SOMEday it won't be this hard
First of all...today is my birthday and I spent ALL day with my wonderful sister Sue. We had a really great time running my errands together -- fun ones and regular ones. We had delicious lunch at one of my favorite restaurants, we walked around a lot, we laughed a lot, she forgot her cell phone at my house when we left this morning and she wasn't concerned about missing calls -- we got a lot accomplished and we had a lot of fun together. But I made a promise to myself this morning that I would at least start the painting of the cat-creature tonight.
I have to believe that someday it will not be this excruciating to select a color and just paint a plaster cloth guy. I think I have got my color combinations in mind for this project. I have an idea for the base/body of the cat-creature. And I think I know what I'd like to do the the overall look of the paint job...but I am still babystepping it. I am building up my stash of "good" acrylic paint and "good" brushes.
the cat-creature "before"
the cat-creature "after"
I know, I know...it doesn't look like I did very much. I know need to relax but I would honestly rather have a root canal than paint...or choose colors.
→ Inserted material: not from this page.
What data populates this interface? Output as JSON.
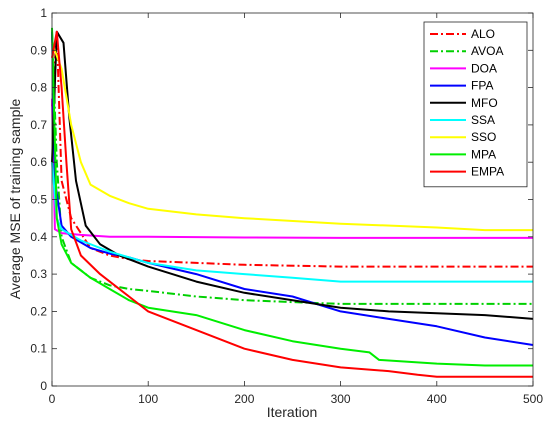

But I have been looking at color charts and writing down a wish list of colors. I have been doing this for hours.
I started a sort of check list page of the colors I am using. I will take it with me tomorrow to yet another art supplies store.
I wrote down the paint I currently have (including the three tubes I bought today) and I listed what brands they were and if they were heavy body or not (in case it turns out that makes a difference).
Another thing I am learning tonight is that the names of colors that I am used to have nothing whatsoever to do with the names of colors of "real" paint.
Everything is going to turn out the way it is supposed to turn out. I get that. I know that whatever has been guiding me so far isn't going to dump the project now...I truly believe that. And I also truly believe and trust (and understand) that the more pieces I complete, the more confident I will become.
Tomorrow Ruth and I will be going to lunch and going shopping. Sue gave me an incredibly generous gift card today and she would not let me spend any of it on art supplies during my errands -- she made me leave the card at the house. She is so sweet. Today's supplies were paid for out of my household money (someday I might tell you about my living situation). Sue said that for my birthday she wanted me to use the card to get myself fun things and have a good time and not worry about anything. Wow.